# K-means

## Data

Download the [World Value Survey](http://www.worldvaluessurvey.org/WVSDocumentationWV6.jsp) data and check out the corresponding questionnaire and codebook files to understand the dataset contents.

## Overarching research question

What kind of groups can we identify among survey respondents?
* Choose some variables in the data that might be relevant
* Run clustering
* Interpret results

## Tools

K-means clustering can be performed using many tools. We apply [SciKit learn](https://scikit-learn.org/0.16/modules/clustering.html#clustering).

In [None]:
import csv
import pandas as pd
import numpy as np
from sklearn.cluster import KMeans

In [None]:
# Create new data frame for analysis

# Check the questionnaire and codebook and modify these as you like.
selected_keys = ['V4', 'V5', 'V6', 'V7', 'V8', 'V9']

# Read data
data = []
for line in csv.DictReader( open('data/wvs.csv'), delimiter=';' ):
    dd = []
    for key in selected_keys:
        dd.append( line[key] )
    data.append( dd )

# Create data frame
df = pd.DataFrame(data, columns=selected_keys)
df

In [None]:
kmeans = KMeans( 10, n_init=10, random_state=100 ) # Set random state for reproducible results
kmeans.fit_predict( df )

## Check number of responders per cluster
clusters, counts = np.unique( kmeans.labels_, return_counts=True )
pd.DataFrame( counts, columns=['Number of respondents per cluster'] ).T

Now we have created a model with **ten clusters**.

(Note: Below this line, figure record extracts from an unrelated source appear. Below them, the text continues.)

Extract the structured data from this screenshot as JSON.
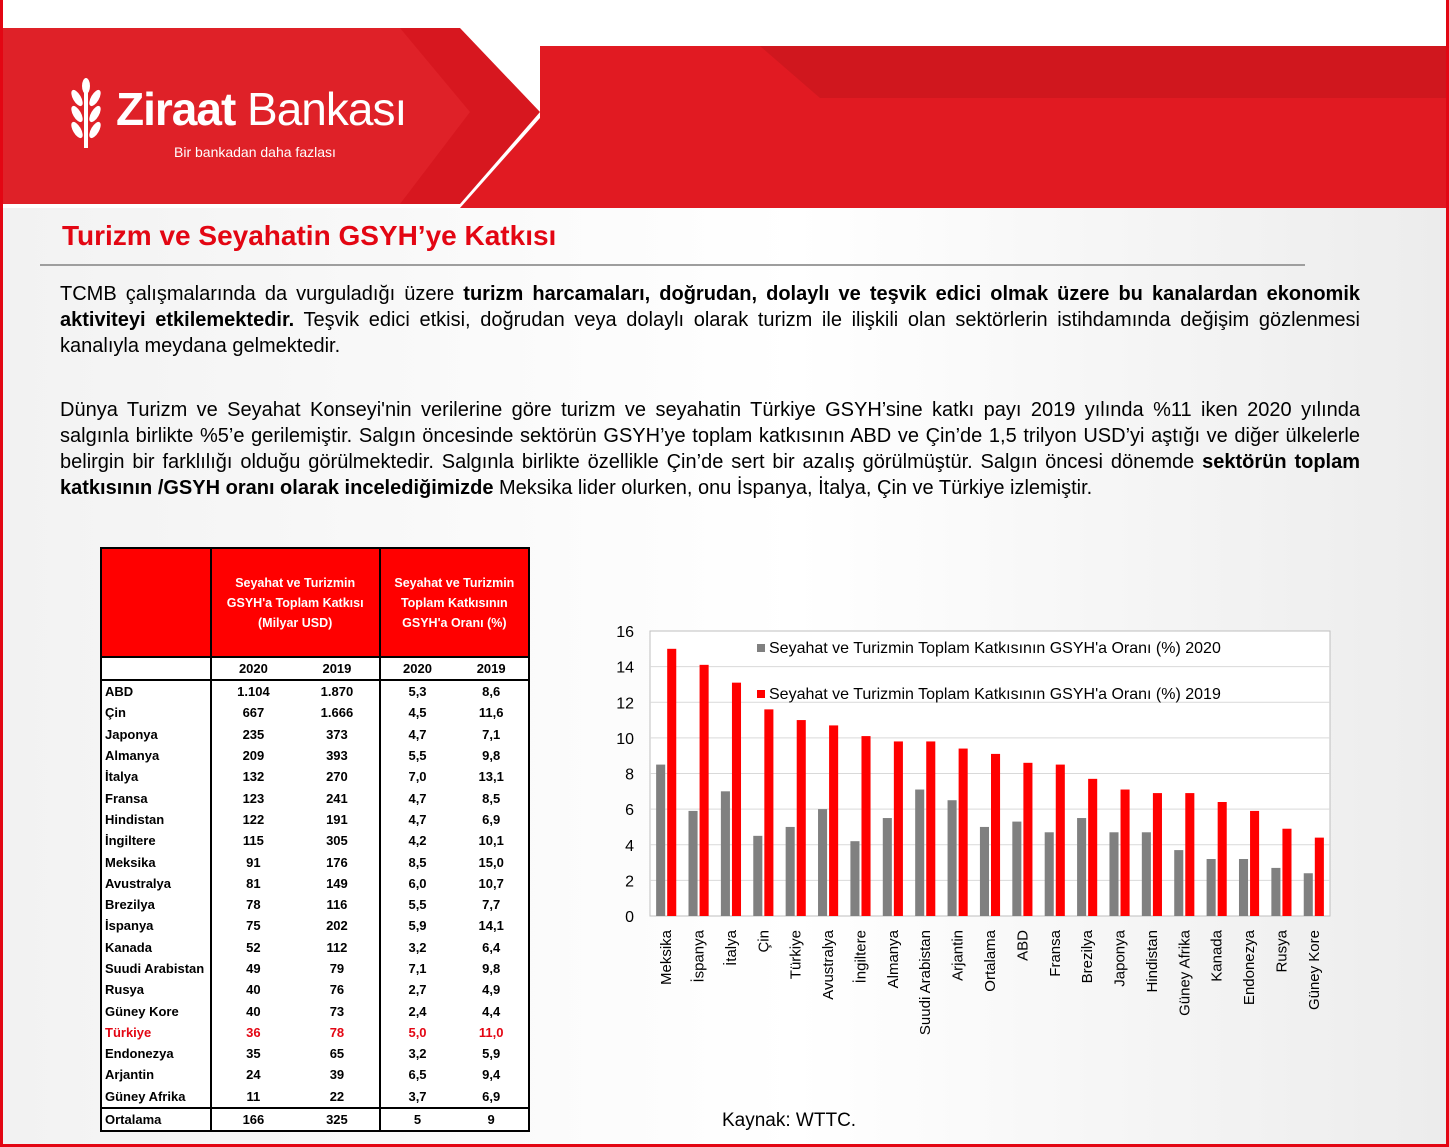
{
  "brand": {
    "name_bold": "Ziraat",
    "name_light": "Bankası",
    "slogan": "Bir bankadan daha fazlası",
    "accent": "#e30613"
  },
  "title": "Turizm ve Seyahatin GSYH’ye Katkısı",
  "paragraph1": {
    "t1": "TCMB çalışmalarında da vurguladığı üzere ",
    "b1": "turizm harcamaları, doğrudan, dolaylı ve teşvik edici olmak üzere bu kanalardan ekonomik aktiviteyi etkilemektedir.",
    "t2": " Teşvik edici etkisi, doğrudan veya dolaylı olarak turizm ile ilişkili olan sektörlerin istihdamında değişim gözlenmesi kanalıyla meydana gelmektedir."
  },
  "paragraph2": {
    "t1": "Dünya Turizm ve Seyahat Konseyi'nin verilerine göre turizm ve seyahatin Türkiye GSYH’sine katkı payı 2019 yılında %11 iken 2020 yılında salgınla birlikte %5’e gerilemiştir. Salgın öncesinde sektörün GSYH’ye toplam katkısının ABD ve Çin’de 1,5 trilyon USD’yi aştığı ve diğer ülkelerle belirgin bir farklılığı olduğu görülmektedir. Salgınla birlikte özellikle Çin’de sert bir azalış görülmüştür. Salgın öncesi dönemde ",
    "b1": "sektörün toplam katkısının /GSYH oranı olarak incelediğimizde",
    "t2": " Meksika lider olurken, onu İspanya, İtalya, Çin ve Türkiye izlemiştir."
  },
  "table": {
    "header1": "Seyahat ve Turizmin GSYH'a Toplam Katkısı (Milyar USD)",
    "header2": "Seyahat ve Turizmin Toplam Katkısının GSYH'a Oranı (%)",
    "years": [
      "2020",
      "2019",
      "2020",
      "2019"
    ],
    "rows": [
      {
        "country": "ABD",
        "v": [
          "1.104",
          "1.870",
          "5,3",
          "8,6"
        ]
      },
      {
        "country": "Çin",
        "v": [
          "667",
          "1.666",
          "4,5",
          "11,6"
        ]
      },
      {
        "country": "Japonya",
        "v": [
          "235",
          "373",
          "4,7",
          "7,1"
        ]
      },
      {
        "country": "Almanya",
        "v": [
          "209",
          "393",
          "5,5",
          "9,8"
        ]
      },
      {
        "country": "İtalya",
        "v": [
          "132",
          "270",
          "7,0",
          "13,1"
        ]
      },
      {
        "country": "Fransa",
        "v": [
          "123",
          "241",
          "4,7",
          "8,5"
        ]
      },
      {
        "country": "Hindistan",
        "v": [
          "122",
          "191",
          "4,7",
          "6,9"
        ]
      },
      {
        "country": "İngiltere",
        "v": [
          "115",
          "305",
          "4,2",
          "10,1"
        ]
      },
      {
        "country": "Meksika",
        "v": [
          "91",
          "176",
          "8,5",
          "15,0"
        ]
      },
      {
        "country": "Avustralya",
        "v": [
          "81",
          "149",
          "6,0",
          "10,7"
        ]
      },
      {
        "country": "Brezilya",
        "v": [
          "78",
          "116",
          "5,5",
          "7,7"
        ]
      },
      {
        "country": "İspanya",
        "v": [
          "75",
          "202",
          "5,9",
          "14,1"
        ]
      },
      {
        "country": "Kanada",
        "v": [
          "52",
          "112",
          "3,2",
          "6,4"
        ]
      },
      {
        "country": "Suudi Arabistan",
        "v": [
          "49",
          "79",
          "7,1",
          "9,8"
        ]
      },
      {
        "country": "Rusya",
        "v": [
          "40",
          "76",
          "2,7",
          "4,9"
        ]
      },
      {
        "country": "Güney Kore",
        "v": [
          "40",
          "73",
          "2,4",
          "4,4"
        ]
      },
      {
        "country": "Türkiye",
        "v": [
          "36",
          "78",
          "5,0",
          "11,0"
        ]
      },
      {
        "country": "Endonezya",
        "v": [
          "35",
          "65",
          "3,2",
          "5,9"
        ]
      },
      {
        "country": "Arjantin",
        "v": [
          "24",
          "39",
          "6,5",
          "9,4"
        ]
      },
      {
        "country": "Güney Afrika",
        "v": [
          "11",
          "22",
          "3,7",
          "6,9"
        ]
      }
    ],
    "average": {
      "country": "Ortalama",
      "v": [
        "166",
        "325",
        "5",
        "9"
      ]
    },
    "highlight_color": "#e30613"
  },
  "chart_data": {
    "type": "bar",
    "categories": [
      "Meksika",
      "İspanya",
      "İtalya",
      "Çin",
      "Türkiye",
      "Avustralya",
      "İngiltere",
      "Almanya",
      "Suudi Arabistan",
      "Arjantin",
      "Ortalama",
      "ABD",
      "Fransa",
      "Brezilya",
      "Japonya",
      "Hindistan",
      "Güney Afrika",
      "Kanada",
      "Endonezya",
      "Rusya",
      "Güney Kore"
    ],
    "series": [
      {
        "name": "Seyahat ve Turizmin Toplam Katkısının GSYH'a Oranı (%) 2020",
        "color": "#808080",
        "values": [
          8.5,
          5.9,
          7.0,
          4.5,
          5.0,
          6.0,
          4.2,
          5.5,
          7.1,
          6.5,
          5.0,
          5.3,
          4.7,
          5.5,
          4.7,
          4.7,
          3.7,
          3.2,
          3.2,
          2.7,
          2.4
        ]
      },
      {
        "name": "Seyahat ve Turizmin Toplam Katkısının GSYH'a Oranı (%) 2019",
        "color": "#ff0000",
        "values": [
          15.0,
          14.1,
          13.1,
          11.6,
          11.0,
          10.7,
          10.1,
          9.8,
          9.8,
          9.4,
          9.1,
          8.6,
          8.5,
          7.7,
          7.1,
          6.9,
          6.9,
          6.4,
          5.9,
          4.9,
          4.4
        ]
      }
    ],
    "ylim": [
      0,
      16
    ],
    "yticks": [
      0,
      2,
      4,
      6,
      8,
      10,
      12,
      14,
      16
    ],
    "grid": true,
    "legend": "top-right"
  },
  "source": "Kaynak: WTTC."
}
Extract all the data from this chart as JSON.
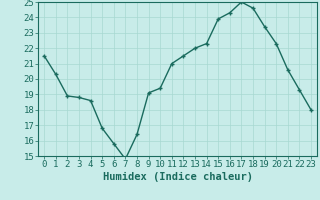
{
  "x": [
    0,
    1,
    2,
    3,
    4,
    5,
    6,
    7,
    8,
    9,
    10,
    11,
    12,
    13,
    14,
    15,
    16,
    17,
    18,
    19,
    20,
    21,
    22,
    23
  ],
  "y": [
    21.5,
    20.3,
    18.9,
    18.8,
    18.6,
    16.8,
    15.8,
    14.8,
    16.4,
    19.1,
    19.4,
    21.0,
    21.5,
    22.0,
    22.3,
    23.9,
    24.3,
    25.0,
    24.6,
    23.4,
    22.3,
    20.6,
    19.3,
    18.0
  ],
  "line_color": "#1a6b5e",
  "marker": "+",
  "bg_color": "#c8ece9",
  "grid_color": "#a8d8d2",
  "xlabel": "Humidex (Indice chaleur)",
  "xlim": [
    -0.5,
    23.5
  ],
  "ylim": [
    15,
    25
  ],
  "yticks": [
    15,
    16,
    17,
    18,
    19,
    20,
    21,
    22,
    23,
    24,
    25
  ],
  "xticks": [
    0,
    1,
    2,
    3,
    4,
    5,
    6,
    7,
    8,
    9,
    10,
    11,
    12,
    13,
    14,
    15,
    16,
    17,
    18,
    19,
    20,
    21,
    22,
    23
  ],
  "tick_color": "#1a6b5e",
  "label_fontsize": 6.5,
  "xlabel_fontsize": 7.5,
  "linewidth": 1.0,
  "markersize": 3.5,
  "markeredgewidth": 1.0
}
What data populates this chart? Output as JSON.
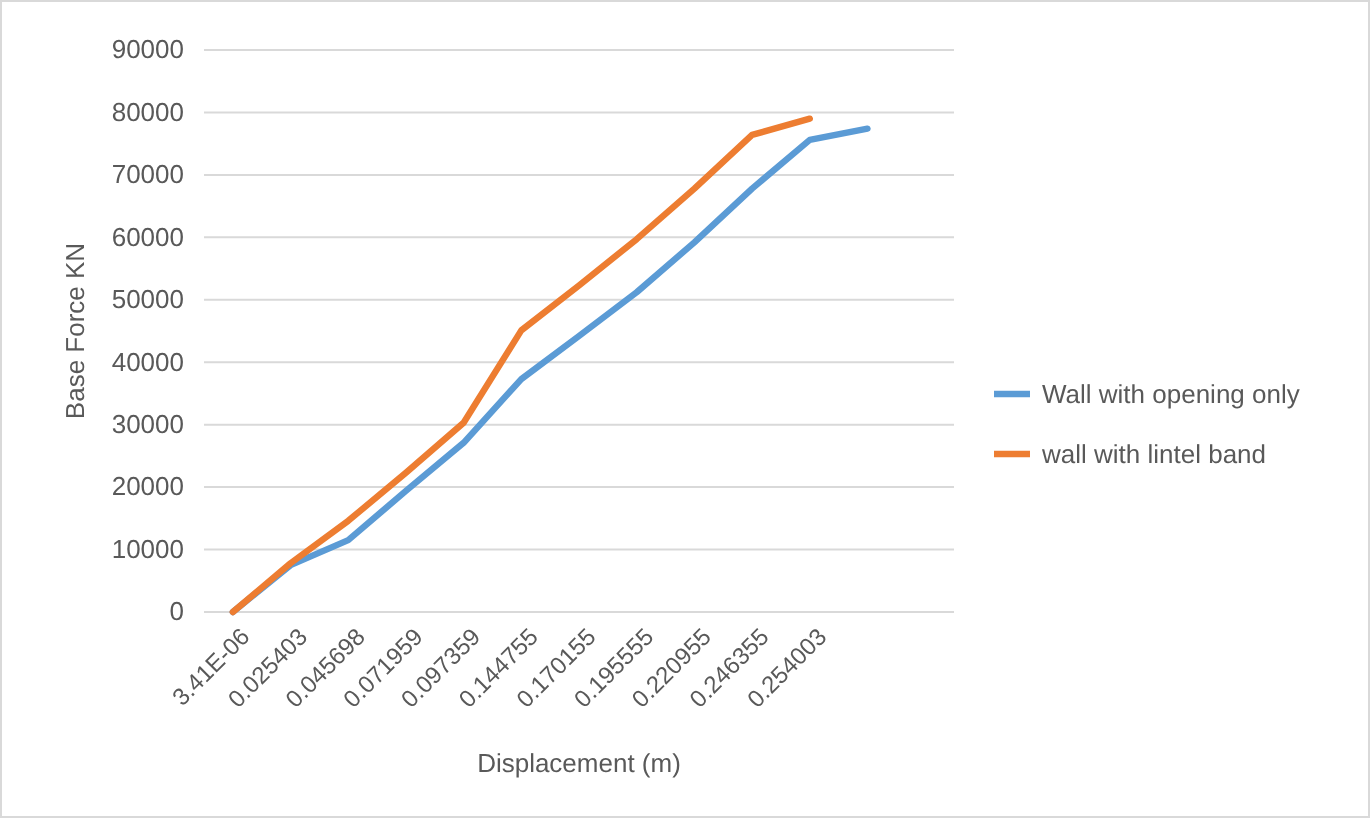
{
  "chart_data": {
    "type": "line",
    "xlabel": "Displacement (m)",
    "ylabel": "Base Force KN",
    "categories": [
      "3.41E-06",
      "0.025403",
      "0.045698",
      "0.071959",
      "0.097359",
      "0.144755",
      "0.170155",
      "0.195555",
      "0.220955",
      "0.246355",
      "0.254003",
      null,
      null
    ],
    "series": [
      {
        "name": "Wall with opening only",
        "color": "#5b9bd5",
        "values": [
          0,
          7500,
          11500,
          19400,
          27100,
          37300,
          44200,
          51200,
          59200,
          67800,
          75600,
          77400,
          null
        ]
      },
      {
        "name": "wall with lintel band",
        "color": "#ed7d31",
        "values": [
          0,
          7800,
          14600,
          22300,
          30300,
          45100,
          52300,
          59700,
          67800,
          76400,
          79000,
          null,
          null
        ]
      }
    ],
    "ylim": [
      0,
      90000
    ],
    "yticks": [
      0,
      10000,
      20000,
      30000,
      40000,
      50000,
      60000,
      70000,
      80000,
      90000
    ],
    "grid": "y",
    "legend": "right",
    "marker": "none",
    "line_style": "solid"
  }
}
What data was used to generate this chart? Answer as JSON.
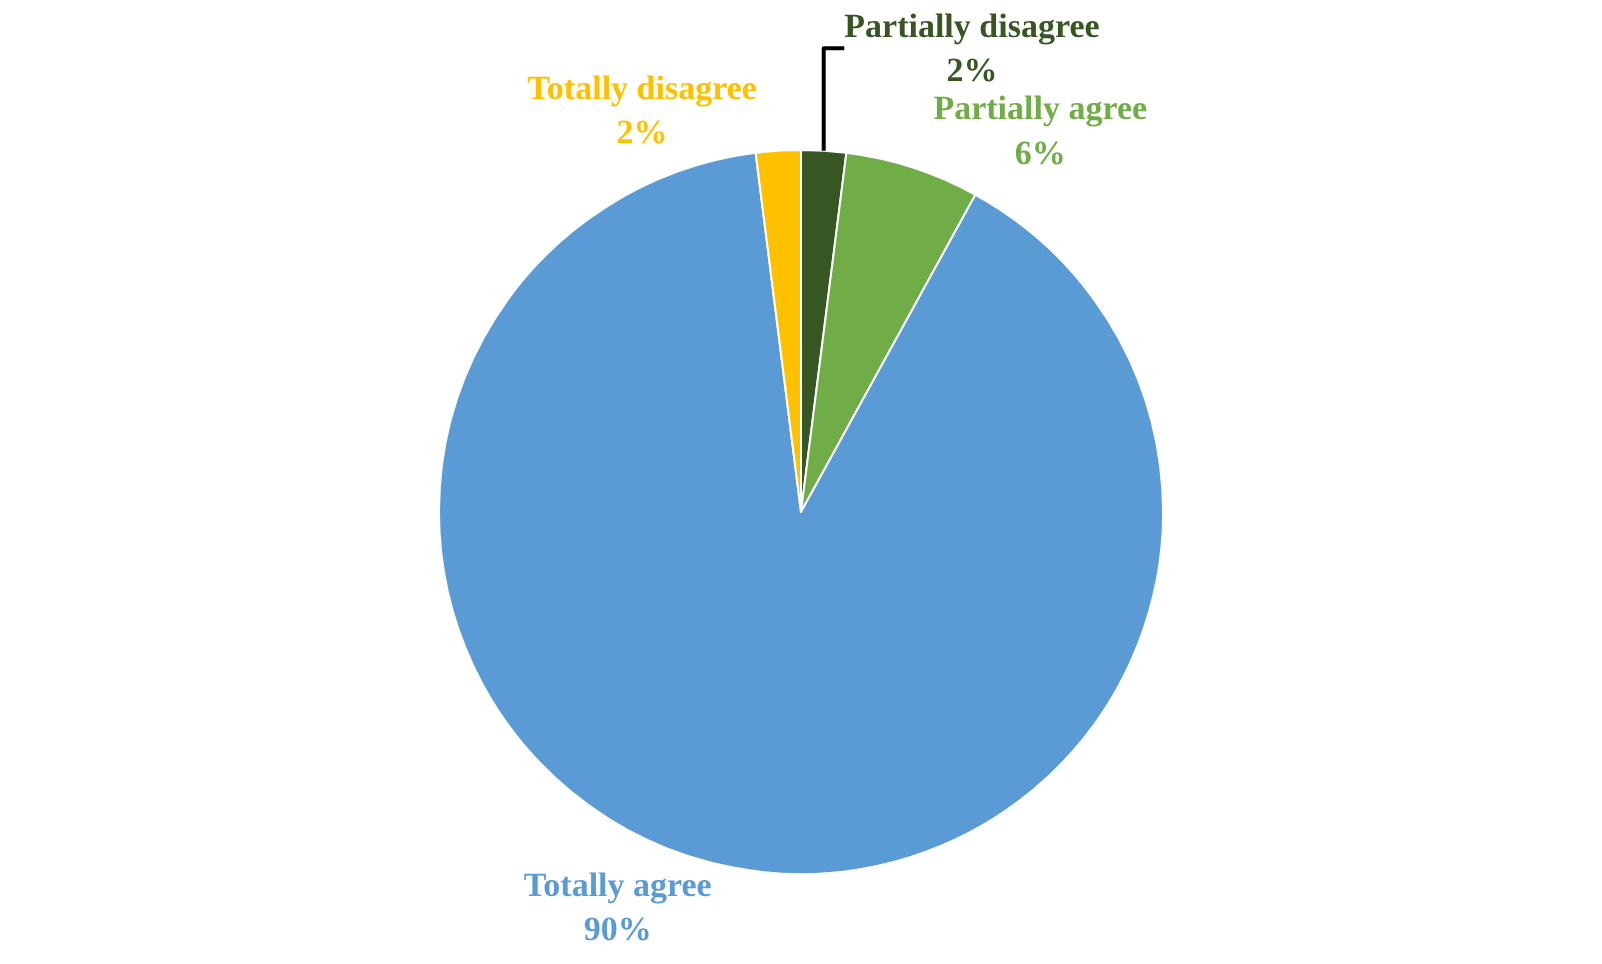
{
  "chart_data": {
    "type": "pie",
    "categories": [
      "Partially disagree",
      "Partially agree",
      "Totally agree",
      "Totally disagree"
    ],
    "values": [
      2,
      6,
      90,
      2
    ],
    "value_labels": [
      "2%",
      "6%",
      "90%",
      "2%"
    ],
    "colors": [
      "#375623",
      "#70ad47",
      "#5b9bd5",
      "#ffc000"
    ],
    "legend": false
  }
}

How do we know if it is any good?

What would be different if we created a **five cluster** model instead?

Let's examine the mean values of each variable per cluster.

In [None]:
pd.DataFrame( kmeans.cluster_centers_, columns=selected_keys )

## Tasks

* Run the above code and explain to yourself what it does.
* Response values -1, -2 and -3 relate to missing data (people answering I don't know etc). Clean these values away the dataset and rerun the analysis.
* Modify the variables used for clustering and the number of clusters and examine how the results change.

## Evaluating the results

One way to evaluate the quality of clustering is to use the ["Elbow method"](https://en.wikipedia.org/wiki/Elbow_method_(clustering)), which provides a visual approach to selecting the number of clusters. Other tools exists as well, such as the [Silhouette method](https://en.wikipedia.org/wiki/Silhouette_(clustering)). Elbow is a simple approach to model selection in k-means, but it does not always provide clear answers.

The Elbow-method measures the distance between data points and their cluster centroids (using sum of squared errors, sse). The metric's values can range from 0 (all items in the clusters are at the same point as their centroid) to positive infinity (nodes are all over the place). When the number or clusters (k) increases, the SSE score decreases. The goal in using the Elbow is to balance between increasing model complexity and understability and interpretability of the results.

In [None]:
sse = {}

# Run k-means for a range of number of clusters
for k in range(1, 10):
    kmeans = KMeans( k, n_init=10, random_state=100 )
    kmeans.fit_predict( df )
    sse[k] = kmeans.inertia_

In [None]:
import matplotlib.pyplot as plt
plt.figure()
plt.plot(list(sse.keys()), list(sse.values()))
plt.xlabel("Number of clusters K")
plt.ylabel("SSE")
plt.show()

## Things to think and try out

* Try to run k-means using different ranges of K and use the Elbow method to select a model. Note that running a large range of models can take a long time.
* Inspect the results and try to interpret what the variable means mean.
* What similarities can you find between k-means and factor analysis?
* How does k-means differ from factor analysis?